Open Datasets Yes We evaluate our method on five inward-facing datasets, including Synthetic-Ne RF (Mildenhall et al. 2020) which contains 8 objects with relistic images, Synthetic-NSVF (Liu et al. 2020) which contains 8 objects synthesized by NSVF, Blended MVS (Yao et al. 2020) with realistic ambient lighting from real image blending, Deep Voxels (Sitzmann et al. 2019) with 4 Lambertian objects, and a real world data set Tanks&Temples (Knapitsch et al. 2017).
Dataset Splits No The paper specifies training iterations and when certain stages (pruning, quantization) are enabled, but it does not provide explicit training, validation, or test dataset splits (e.g., percentages or sample counts).
Hardware Specification Yes Our method can compress the voxel grids by more than 100x with minimal sacrifice on rendering quality and speed. For example, we build our codes based on the recent state-of-the-art voxel grid based Ne RF implementation DVGO (Sun, Sun, and Chen 2022)1, the model size can be significantly reduced from 200MB to 2MB, while the training time only grows from 3 minutes to 6.5 minutes on a single NVIDIA A100 GPU... The running speed is measured on a single Intel Core i7-8700 CPU.
Software Dependencies No We implement our method in Py Torch with the block-wise DCT implemented in CUDA. The codes are built based on the recent state-of-the-art voxel grid based Ne RF implementation DVGO (Sun, Sun, and Chen 2022). The paper mentions PyTorch and CUDA but does not provide specific version numbers for these software dependencies.
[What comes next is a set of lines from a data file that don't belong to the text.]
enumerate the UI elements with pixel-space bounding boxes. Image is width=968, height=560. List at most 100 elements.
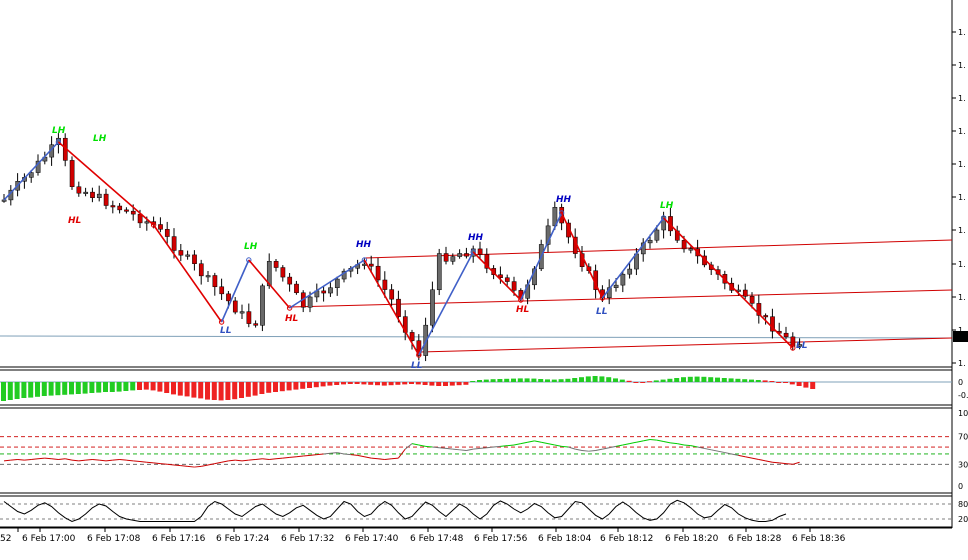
- rsi-segment: [316, 453, 324, 456]
- rsi-segment: [622, 443, 630, 446]
- candle-body: [219, 286, 225, 295]
- hist-bar: [137, 382, 142, 390]
- candle-body: [620, 273, 626, 286]
- rsi-segment: [404, 443, 413, 450]
- rsi-segment: [160, 463, 168, 465]
- rsi-segment: [207, 463, 215, 466]
- rsi-segment: [377, 458, 385, 460]
- stoch-tick-label: 80: [958, 500, 968, 509]
- rsi-segment: [99, 459, 107, 462]
- candle-body: [763, 315, 769, 318]
- rsi-segment: [493, 445, 501, 448]
- rsi-segment: [126, 459, 134, 462]
- hist-bar: [82, 382, 88, 394]
- candle-body: [321, 290, 327, 294]
- swing-label: LL: [596, 307, 608, 317]
- hist-bar: [402, 382, 408, 385]
- rsi-segment: [473, 447, 481, 450]
- rsi-segment: [643, 438, 651, 442]
- hist-bar: [41, 382, 47, 396]
- hist-bar: [701, 376, 707, 382]
- price-tick-label: 1.: [958, 94, 966, 103]
- rsi-segment: [371, 457, 379, 460]
- hist-bar: [375, 382, 380, 386]
- rsi-segment: [629, 441, 637, 445]
- hist-bar: [783, 382, 788, 383]
- hist-bar: [334, 382, 340, 385]
- hist-bar: [524, 378, 530, 382]
- zigzag-leg: [248, 259, 291, 309]
- rsi-segment: [31, 458, 39, 460]
- rsi-segment: [24, 458, 32, 461]
- rsi-segment: [425, 445, 433, 448]
- rsi-segment: [609, 445, 617, 449]
- hist-bar: [89, 382, 95, 393]
- rsi-segment: [133, 460, 141, 463]
- hist-bar: [191, 382, 197, 398]
- hist-bar: [75, 382, 81, 394]
- time-tick-label: 52: [0, 534, 11, 544]
- rsi-segment: [418, 444, 426, 447]
- candle-body: [28, 172, 34, 178]
- hist-bar: [245, 382, 251, 397]
- candle-body: [647, 239, 653, 244]
- candle-body: [511, 281, 517, 291]
- zigzag-leg: [289, 259, 365, 309]
- zigzag-leg: [663, 217, 794, 349]
- hist-bar: [477, 380, 482, 382]
- candle-body: [450, 256, 456, 262]
- hist-bar: [184, 382, 190, 397]
- rsi-segment: [221, 460, 229, 463]
- rsi-segment: [337, 452, 345, 455]
- rsi-segment: [37, 457, 45, 460]
- price-tick-label: 1.: [958, 226, 966, 235]
- hist-bar: [572, 378, 578, 382]
- rsi-tick-label: 30: [958, 460, 968, 469]
- hist-bar: [463, 382, 469, 385]
- hist-bar: [259, 382, 265, 394]
- candle-body: [294, 283, 299, 294]
- rsi-tick-label: 70: [958, 433, 968, 442]
- rsi-segment: [289, 456, 297, 458]
- time-tick-label: 6 Feb 18:36: [792, 534, 846, 544]
- price-tick-label: 1.: [958, 193, 966, 202]
- rsi-tick-label: 0: [958, 482, 963, 491]
- rsi-segment: [17, 458, 25, 461]
- candle-body: [484, 254, 490, 269]
- hist-bar: [504, 378, 510, 382]
- hist-bar: [48, 382, 54, 396]
- current-price-box: [953, 331, 968, 342]
- hist-bar: [116, 382, 122, 392]
- hist-bar: [150, 382, 156, 391]
- channel-line-3: [364, 239, 953, 259]
- hist-bar: [565, 378, 571, 382]
- hist-bar: [123, 382, 129, 391]
- rsi-segment: [745, 456, 753, 459]
- rsi-segment: [153, 462, 161, 465]
- hist-bar: [755, 380, 761, 382]
- candle-body: [436, 253, 442, 291]
- candle-body: [661, 216, 667, 231]
- candle-body: [790, 336, 796, 347]
- rsi-segment: [534, 440, 542, 443]
- candle-body: [96, 193, 102, 198]
- candle-body: [178, 250, 184, 256]
- swing-label: LH: [244, 242, 258, 252]
- hist-bar: [776, 382, 782, 383]
- hist-bar: [789, 382, 795, 385]
- rsi-segment: [520, 441, 528, 445]
- price-tick-label: 1.: [958, 326, 966, 335]
- swing-label: LL: [796, 341, 808, 351]
- candle-body: [158, 224, 163, 230]
- hist-bar: [96, 382, 102, 393]
- zigzag-leg: [418, 251, 474, 356]
- candle-body: [192, 254, 197, 264]
- hist-bar: [232, 382, 238, 400]
- candle-body: [307, 296, 313, 308]
- rsi-segment: [731, 453, 739, 456]
- time-tick-label: 6 Feb 17:16: [152, 534, 206, 544]
- swing-label: LL: [220, 326, 232, 336]
- hist-bar: [279, 382, 285, 392]
- candle-body: [457, 253, 463, 257]
- hist-bar: [490, 379, 496, 382]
Experiment Setup Yes By default, the block size for the block-wise DCT is set to 4x4x4 because we find it achieves good trade-off between compression, synthesizing quality and training speed. We keep all the hyper parameters the same with DVGO (Sun, Sun, and Chen 2022) for fair comparison. The grid resolutions for all the scenes are set to 160^3. The pruning and quantization are only enabled during the fine-stage training. We keep the total optimization iterations to be 20000 with 8192 camera rays per batch, where the pruning aware training is enabled after 5000 iterations of common training, and the quantization aware training is further enabled after 12000 iterations. The whole training process typically finishes in less than 10 minutes. The detailed pruning ratios and quantization bit-widths for different target model sizes are shown in Tab. 1.